October 11, 2019 / 1:59 PM / 2 months ago

C$ posts one-month high as jobs gain cements steady rate outlook

TORONTO (Reuters) - The Canadian dollar strengthened to a one-month high against its U.S. counterpart on Friday after domestic data showing a much bigger-than-expected jobs gain in September supported bets for the Bank of Canada to keep interest rates on hold this month.

FILE PHOTO: A Canadian dollar coin, commonly known as the "Loonie", is pictured in this illustration picture taken in Toronto January 23, 2015. REUTERS/Mark Blinch

The Canadian economy added 53,700 jobs in September, the second straight month of robust jobs gains, Statistics Canada data showed. Analysts had forecast a gain of 10,000 jobs

“A huge labor market print has helped the loonie take more ground against the U.S. dollar today,” Simon Harvey, FX market analyst for Monex Europe and Monex Canada, said in a note. “Markets are now pricing a Bank of Canada rate cut at the end of the month as a slim probability.”

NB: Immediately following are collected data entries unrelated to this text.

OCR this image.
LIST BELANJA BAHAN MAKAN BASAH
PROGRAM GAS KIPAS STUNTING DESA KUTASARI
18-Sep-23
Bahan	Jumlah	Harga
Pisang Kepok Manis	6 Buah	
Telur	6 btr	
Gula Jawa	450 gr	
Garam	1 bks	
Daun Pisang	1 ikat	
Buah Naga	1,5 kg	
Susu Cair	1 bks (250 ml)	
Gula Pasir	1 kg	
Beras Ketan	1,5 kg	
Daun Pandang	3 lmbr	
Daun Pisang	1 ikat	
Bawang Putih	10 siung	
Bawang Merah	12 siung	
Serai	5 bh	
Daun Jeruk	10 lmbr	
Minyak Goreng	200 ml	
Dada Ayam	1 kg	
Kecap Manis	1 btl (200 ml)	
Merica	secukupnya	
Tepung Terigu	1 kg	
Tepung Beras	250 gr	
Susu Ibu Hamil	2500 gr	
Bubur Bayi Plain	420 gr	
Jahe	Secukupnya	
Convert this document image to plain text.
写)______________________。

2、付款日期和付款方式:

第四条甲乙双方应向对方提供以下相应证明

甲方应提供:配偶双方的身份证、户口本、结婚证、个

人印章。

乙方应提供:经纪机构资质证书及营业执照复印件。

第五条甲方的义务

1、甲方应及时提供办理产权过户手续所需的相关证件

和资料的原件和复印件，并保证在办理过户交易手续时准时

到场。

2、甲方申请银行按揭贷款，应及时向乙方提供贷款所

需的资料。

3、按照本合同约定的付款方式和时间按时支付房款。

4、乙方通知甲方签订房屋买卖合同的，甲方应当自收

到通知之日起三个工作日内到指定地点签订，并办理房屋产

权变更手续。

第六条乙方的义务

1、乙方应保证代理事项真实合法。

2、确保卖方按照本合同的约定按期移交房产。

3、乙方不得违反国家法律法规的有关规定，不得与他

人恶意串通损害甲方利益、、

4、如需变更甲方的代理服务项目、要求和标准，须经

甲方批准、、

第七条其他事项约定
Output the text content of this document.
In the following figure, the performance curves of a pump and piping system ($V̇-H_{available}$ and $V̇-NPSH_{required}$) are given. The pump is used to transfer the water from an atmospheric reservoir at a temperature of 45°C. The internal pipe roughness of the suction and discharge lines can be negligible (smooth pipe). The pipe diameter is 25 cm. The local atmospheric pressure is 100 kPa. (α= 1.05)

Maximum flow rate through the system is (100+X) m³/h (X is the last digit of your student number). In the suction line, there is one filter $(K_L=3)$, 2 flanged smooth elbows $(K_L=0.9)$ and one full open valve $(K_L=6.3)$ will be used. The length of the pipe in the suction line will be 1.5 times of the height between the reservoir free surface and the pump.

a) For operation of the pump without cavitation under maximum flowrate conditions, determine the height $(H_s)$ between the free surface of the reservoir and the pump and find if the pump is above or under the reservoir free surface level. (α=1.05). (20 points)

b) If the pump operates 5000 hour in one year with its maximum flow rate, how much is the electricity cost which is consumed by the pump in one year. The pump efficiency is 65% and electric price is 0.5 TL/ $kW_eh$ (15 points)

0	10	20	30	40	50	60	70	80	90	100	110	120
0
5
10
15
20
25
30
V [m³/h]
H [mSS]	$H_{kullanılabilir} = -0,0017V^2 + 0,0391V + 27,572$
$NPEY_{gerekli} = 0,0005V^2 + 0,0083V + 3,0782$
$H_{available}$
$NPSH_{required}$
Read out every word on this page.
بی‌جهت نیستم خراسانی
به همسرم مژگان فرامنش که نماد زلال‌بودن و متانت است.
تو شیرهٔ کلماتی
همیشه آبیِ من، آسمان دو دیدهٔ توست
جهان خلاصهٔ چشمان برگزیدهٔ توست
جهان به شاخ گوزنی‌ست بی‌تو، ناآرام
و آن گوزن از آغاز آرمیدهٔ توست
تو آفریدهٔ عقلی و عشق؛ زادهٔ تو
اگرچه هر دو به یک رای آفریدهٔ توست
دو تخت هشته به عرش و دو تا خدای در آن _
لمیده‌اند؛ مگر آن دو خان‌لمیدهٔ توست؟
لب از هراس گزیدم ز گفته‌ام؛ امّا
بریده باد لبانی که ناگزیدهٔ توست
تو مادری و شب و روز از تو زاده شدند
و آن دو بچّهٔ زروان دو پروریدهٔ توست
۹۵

Chances of a Bank of Canada interest rate cut at the October 30 policy decision dipped to 7% from 9% before the data, the overnight index swaps market indicated. BOCWATCH

The central bank has kept its benchmark rate on hold at 1.75% this year even as other central banks, including the Federal Reserve and the European Central Bank, have eased.

At 2:38 p.m. (1838 GMT), the Canadian dollar CAD=D4 was trading 0.8% higher at 1.3184 to the greenback, or 75.85 U.S. cents. The currency, which was up 0.9% for the week, touched its strongest intraday level since Sept. 11 at 1.3171.

Rising investor hopes that talks between U.S. President Donald Trump and Chinese Vice Premier Liu He would culminate in a partial trade deal added to support for the loonie.

Canada is a major exporter of commodities, including oil, so its economy could benefit from reduced trade uncertainty.

Oil prices climbed after Iranian media said a state-owned oil tanker had been struck by missiles in the Red Sea near Saudi Arabia. U.S. crude oil futures CLc1 settled 2.2% higher at $54.70 a barrel.

Canadian government bond prices fell across the yield curve, with the two-year CA2YT=RR down 19 Canadian cents to yield 1.653% and the 10-year CA10YT=RR falling 100 Canadian cents to yield 1.519%.

Canada’s 2-year yield climbed 4.1 basis points further above its U.S. equivalent to a spread of 5.5 basis points, the biggest gap in favor of the Canadian bond since October 2017.

It was an early close for the bond market ahead of a market holiday on Monday in observance of Thanksgiving Day.